Разделитель для чтения книг в онлайн библиотеке

Онлайн книга «Бешеная стая»

Cтраница 18

Я снова вернулся в комнату, в которой витал дух убийцы. Включив видеомагнитофон и мысленно поставив себя на место генеральского сына, я поменял эпиграф-обращение к видеодневнику: «Выключи телевизор сейчас, потом будет поздно». Для кого конкретно вел дневник Родион Приказчиков (если исключить очевидное – для самого себя) – для отца, что ли? Слушай, папа, как я насиловал, грабил и убивал. Дневник для общего пользования? Но тот, кто посвящает что-то свое всем, не посвящает никому конкретно. Может, генеральский сын боялся остаться безызвестным? Его деяния останутся в тайне от всех, а он столько всего наворотил!.. Большинство людей жаждет известности при жизни. Вопрос: «Хотите славы после смерти?» Ответ «хочу» звучит глупо, «не хочу» – еще глупее. «Хочу славы сейчас!» – это откровенный ответ, правда, на чуть перефразированный вопрос. Генеральский сын разрывался между глупостью и откровением. Его немного не хватило, чтобы еще при жизни отхватить себе кусочек славы. Он ступил на смертельно опасный путь и не мог не отдать себе отчета в том, что путь этот короток. Жизнь Родиона Приказчикова оборвется либо в перестрелке, либо во время разборок внутри банды. Жизнь за решеткой для людей, привыкших дергать смерть за усы, – это не жизнь.

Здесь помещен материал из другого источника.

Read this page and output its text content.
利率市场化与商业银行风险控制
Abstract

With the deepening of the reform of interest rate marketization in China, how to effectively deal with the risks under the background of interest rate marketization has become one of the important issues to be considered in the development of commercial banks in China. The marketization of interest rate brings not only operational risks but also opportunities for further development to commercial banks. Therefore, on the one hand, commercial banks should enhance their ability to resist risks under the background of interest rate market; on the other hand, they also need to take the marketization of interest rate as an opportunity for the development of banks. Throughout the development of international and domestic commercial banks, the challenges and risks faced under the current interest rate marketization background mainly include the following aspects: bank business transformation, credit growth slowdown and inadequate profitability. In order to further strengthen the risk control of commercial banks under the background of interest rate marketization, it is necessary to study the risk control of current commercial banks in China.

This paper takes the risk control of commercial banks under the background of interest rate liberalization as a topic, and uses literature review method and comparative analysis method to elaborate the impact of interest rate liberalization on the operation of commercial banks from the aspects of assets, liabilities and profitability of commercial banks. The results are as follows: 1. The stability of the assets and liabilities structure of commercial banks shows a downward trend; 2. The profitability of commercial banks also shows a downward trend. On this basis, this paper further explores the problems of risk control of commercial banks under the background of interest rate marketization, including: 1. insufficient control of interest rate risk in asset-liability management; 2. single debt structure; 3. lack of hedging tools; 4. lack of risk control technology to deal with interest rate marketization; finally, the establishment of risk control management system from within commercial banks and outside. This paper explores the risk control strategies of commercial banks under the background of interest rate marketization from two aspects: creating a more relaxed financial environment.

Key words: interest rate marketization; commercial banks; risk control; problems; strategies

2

После пяти минут просмотра я выключил видеомагнитофон – Родион раздражал меня, отвлекал от мыслей, витавших над местом погребения Ольги Губайдуллиной. По сути дела, я отлынивал от работы, но знал цену ожиданию, и оно захватило меня целиком.

Потом я понял одну существенную вещь: меня раздражала моя же последовательность. Я вознамерился просмотреть дневник Родиона кассету за кассетой, пытаясь представить, что будет на последней. Только зачем тянуть? Ведь это не увлекательное чтиво, а работа. Любой другой сыщик сразу просмотрел бы конец, наплевав на последовательность.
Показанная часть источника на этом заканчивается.